Fra Teodoro of Urbino in the image of St. Dominica by Giovanni Bellini

Fra Teodoro of Urbino in the image of St. Dominica by Giovanni Bellini

Creativity J. Bellini, one of the leading masters of the Early Venice Renaissance, had a significant influence on the formation of the Venetian school of painting of the XVI century. His students were Giorgione and Titian. The artist was born in Venice and studied painting with his father Jacopo Bellini. The heyday of the master’s work begins in the 1470s.

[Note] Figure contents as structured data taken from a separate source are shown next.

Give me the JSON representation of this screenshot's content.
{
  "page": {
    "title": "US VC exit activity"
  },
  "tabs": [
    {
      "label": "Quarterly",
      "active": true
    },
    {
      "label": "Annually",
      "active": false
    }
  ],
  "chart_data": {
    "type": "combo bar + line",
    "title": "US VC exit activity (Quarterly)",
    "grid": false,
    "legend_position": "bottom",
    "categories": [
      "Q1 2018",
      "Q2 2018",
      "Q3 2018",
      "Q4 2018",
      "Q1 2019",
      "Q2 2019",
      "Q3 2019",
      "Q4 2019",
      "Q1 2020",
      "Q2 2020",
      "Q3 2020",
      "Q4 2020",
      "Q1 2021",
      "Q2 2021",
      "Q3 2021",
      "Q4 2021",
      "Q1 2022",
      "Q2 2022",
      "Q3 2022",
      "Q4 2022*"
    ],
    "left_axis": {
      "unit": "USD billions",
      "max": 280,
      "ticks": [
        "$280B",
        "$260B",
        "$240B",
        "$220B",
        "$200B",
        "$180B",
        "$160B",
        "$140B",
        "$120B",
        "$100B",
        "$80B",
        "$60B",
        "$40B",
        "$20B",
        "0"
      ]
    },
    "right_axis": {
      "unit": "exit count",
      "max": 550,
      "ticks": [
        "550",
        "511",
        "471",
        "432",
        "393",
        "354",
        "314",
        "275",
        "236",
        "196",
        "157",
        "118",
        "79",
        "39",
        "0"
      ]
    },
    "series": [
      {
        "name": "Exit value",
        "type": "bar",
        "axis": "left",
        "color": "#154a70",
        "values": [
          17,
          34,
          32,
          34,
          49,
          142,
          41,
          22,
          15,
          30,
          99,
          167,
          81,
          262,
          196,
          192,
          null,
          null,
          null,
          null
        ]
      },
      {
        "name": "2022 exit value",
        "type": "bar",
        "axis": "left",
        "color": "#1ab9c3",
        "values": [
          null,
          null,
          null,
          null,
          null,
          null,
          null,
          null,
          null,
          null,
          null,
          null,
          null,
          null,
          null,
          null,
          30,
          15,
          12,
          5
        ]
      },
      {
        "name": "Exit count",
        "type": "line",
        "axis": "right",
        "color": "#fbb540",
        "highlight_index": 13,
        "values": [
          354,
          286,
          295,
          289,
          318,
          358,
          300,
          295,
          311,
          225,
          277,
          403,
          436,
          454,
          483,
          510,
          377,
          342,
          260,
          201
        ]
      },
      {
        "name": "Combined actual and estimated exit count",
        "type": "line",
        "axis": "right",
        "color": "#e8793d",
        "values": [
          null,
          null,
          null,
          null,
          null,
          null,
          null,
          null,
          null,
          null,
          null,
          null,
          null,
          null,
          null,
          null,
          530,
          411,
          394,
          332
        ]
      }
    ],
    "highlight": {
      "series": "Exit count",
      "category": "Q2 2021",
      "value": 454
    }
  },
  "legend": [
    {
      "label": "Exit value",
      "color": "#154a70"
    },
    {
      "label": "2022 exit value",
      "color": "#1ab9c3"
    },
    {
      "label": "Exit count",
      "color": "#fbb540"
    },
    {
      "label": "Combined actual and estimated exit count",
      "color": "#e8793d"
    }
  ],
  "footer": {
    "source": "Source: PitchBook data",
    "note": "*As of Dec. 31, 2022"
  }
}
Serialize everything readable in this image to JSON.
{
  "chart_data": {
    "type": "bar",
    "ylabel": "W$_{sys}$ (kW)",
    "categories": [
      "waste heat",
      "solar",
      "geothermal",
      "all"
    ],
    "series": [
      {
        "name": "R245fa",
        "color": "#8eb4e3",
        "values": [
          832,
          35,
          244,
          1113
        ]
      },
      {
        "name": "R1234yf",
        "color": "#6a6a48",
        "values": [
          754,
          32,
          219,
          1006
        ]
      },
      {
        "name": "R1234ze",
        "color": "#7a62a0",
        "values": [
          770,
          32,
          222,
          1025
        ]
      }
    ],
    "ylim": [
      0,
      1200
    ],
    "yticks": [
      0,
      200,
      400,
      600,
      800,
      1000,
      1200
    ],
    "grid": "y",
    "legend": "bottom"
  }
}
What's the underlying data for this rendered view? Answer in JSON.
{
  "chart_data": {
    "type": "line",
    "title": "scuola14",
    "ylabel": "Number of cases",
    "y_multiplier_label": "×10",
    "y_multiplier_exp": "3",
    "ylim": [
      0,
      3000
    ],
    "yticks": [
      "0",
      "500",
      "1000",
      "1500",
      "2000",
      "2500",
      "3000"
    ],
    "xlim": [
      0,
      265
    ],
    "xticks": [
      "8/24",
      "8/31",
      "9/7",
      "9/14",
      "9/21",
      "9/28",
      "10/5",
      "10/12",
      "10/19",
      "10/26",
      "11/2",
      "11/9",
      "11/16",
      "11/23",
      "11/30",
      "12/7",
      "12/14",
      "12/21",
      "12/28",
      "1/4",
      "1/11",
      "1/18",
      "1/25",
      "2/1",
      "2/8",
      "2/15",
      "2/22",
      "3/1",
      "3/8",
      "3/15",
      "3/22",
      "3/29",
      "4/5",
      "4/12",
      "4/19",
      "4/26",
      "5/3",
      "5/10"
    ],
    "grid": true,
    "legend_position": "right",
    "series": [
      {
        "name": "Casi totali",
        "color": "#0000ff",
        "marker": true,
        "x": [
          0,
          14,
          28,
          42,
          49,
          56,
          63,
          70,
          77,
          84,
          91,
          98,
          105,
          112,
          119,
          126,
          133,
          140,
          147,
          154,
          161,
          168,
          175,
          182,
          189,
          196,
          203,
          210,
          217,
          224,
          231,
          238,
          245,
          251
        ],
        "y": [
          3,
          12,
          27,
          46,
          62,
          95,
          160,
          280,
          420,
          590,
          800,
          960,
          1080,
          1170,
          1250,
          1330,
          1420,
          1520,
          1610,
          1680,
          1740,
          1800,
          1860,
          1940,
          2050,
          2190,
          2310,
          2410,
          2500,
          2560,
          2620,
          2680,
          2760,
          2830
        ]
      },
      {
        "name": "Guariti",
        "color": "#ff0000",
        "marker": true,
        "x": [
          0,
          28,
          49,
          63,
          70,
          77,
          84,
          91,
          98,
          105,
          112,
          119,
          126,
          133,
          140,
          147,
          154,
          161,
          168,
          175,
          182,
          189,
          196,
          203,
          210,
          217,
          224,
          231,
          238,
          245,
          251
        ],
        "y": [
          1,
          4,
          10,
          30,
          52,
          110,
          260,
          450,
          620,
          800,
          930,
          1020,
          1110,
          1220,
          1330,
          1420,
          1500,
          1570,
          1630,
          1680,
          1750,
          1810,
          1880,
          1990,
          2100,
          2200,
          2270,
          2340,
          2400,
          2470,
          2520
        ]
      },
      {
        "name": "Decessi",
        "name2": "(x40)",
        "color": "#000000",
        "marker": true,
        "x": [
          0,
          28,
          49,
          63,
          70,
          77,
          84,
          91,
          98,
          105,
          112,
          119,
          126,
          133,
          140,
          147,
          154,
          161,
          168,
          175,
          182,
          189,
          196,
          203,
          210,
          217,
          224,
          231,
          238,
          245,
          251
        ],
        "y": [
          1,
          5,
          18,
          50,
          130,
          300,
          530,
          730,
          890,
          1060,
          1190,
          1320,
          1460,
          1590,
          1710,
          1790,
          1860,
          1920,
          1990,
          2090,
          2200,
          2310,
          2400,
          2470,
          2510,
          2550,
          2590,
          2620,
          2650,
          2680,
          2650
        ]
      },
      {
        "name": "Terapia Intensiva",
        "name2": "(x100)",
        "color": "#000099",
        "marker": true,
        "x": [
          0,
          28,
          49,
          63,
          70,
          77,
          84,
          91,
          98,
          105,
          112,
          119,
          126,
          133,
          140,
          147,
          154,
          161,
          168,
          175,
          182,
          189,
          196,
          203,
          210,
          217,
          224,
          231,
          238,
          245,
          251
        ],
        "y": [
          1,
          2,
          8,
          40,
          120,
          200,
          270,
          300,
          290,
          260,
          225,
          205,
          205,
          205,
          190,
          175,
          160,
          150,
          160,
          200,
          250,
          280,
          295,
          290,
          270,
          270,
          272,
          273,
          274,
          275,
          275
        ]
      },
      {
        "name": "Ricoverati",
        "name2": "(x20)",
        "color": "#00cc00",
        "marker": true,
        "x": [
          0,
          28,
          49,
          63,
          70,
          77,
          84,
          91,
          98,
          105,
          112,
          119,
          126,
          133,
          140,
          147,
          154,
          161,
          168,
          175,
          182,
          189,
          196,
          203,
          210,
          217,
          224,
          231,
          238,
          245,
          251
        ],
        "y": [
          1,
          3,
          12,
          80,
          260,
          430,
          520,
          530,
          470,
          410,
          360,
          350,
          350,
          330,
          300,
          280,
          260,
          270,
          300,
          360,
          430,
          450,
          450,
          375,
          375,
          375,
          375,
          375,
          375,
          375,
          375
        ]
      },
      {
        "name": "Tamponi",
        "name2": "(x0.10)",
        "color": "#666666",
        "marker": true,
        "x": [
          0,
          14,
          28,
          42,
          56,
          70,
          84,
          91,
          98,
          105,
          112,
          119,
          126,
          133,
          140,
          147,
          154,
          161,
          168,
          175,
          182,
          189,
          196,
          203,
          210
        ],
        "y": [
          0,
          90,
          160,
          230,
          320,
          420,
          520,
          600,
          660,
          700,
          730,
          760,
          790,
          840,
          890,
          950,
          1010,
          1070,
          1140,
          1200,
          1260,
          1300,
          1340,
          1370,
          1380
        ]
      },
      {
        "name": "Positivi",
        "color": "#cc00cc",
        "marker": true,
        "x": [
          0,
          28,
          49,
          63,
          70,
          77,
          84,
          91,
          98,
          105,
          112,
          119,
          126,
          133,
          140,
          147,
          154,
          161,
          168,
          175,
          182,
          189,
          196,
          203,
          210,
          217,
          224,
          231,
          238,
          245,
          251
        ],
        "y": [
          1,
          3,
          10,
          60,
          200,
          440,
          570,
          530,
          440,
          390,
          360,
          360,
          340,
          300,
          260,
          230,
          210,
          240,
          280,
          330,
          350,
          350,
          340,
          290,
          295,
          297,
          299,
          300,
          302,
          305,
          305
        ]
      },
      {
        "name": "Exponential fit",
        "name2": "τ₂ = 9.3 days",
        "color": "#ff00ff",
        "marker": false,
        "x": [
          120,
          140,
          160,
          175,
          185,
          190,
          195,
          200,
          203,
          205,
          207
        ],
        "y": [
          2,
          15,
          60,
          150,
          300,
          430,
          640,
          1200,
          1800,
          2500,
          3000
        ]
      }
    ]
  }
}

Bellini performed altar compositions, paintings on historical and religious subjects. In the mid-1470s, he turned to the genre of the portrait, which followed the scheme developed by Antonello da Messina three quarters on the chest portrait, but gave this scheme a new interpretation, paying more attention to the individual characteristics of the model, giving the images a festivity.

The artist’s later works, which include the portrait of Fra Teodoro Urbinsky, are distinguished by the maturity of the style. They clearly reveal the creative merits of the master. Fra Teodoro Urbinsky was known in Venice as a monk of the Dominican monastery of St. Giovanni and Paolo. Not far from the monastery was Scuola di San Marco, which at the time decorated with frescoes of Bellini, therefore, perhaps, the portrait was made from nature.

To this conclusion the exact psychological characteristic and realistically transferred facial features of the monk are summed up. Other famous works: “Portrait of the Doge Leonardo Loredana.” OK. 1501-1505. National Gallery, London; “The Madonna and the Trees.” 1487. Gallery of the Academy, Venice.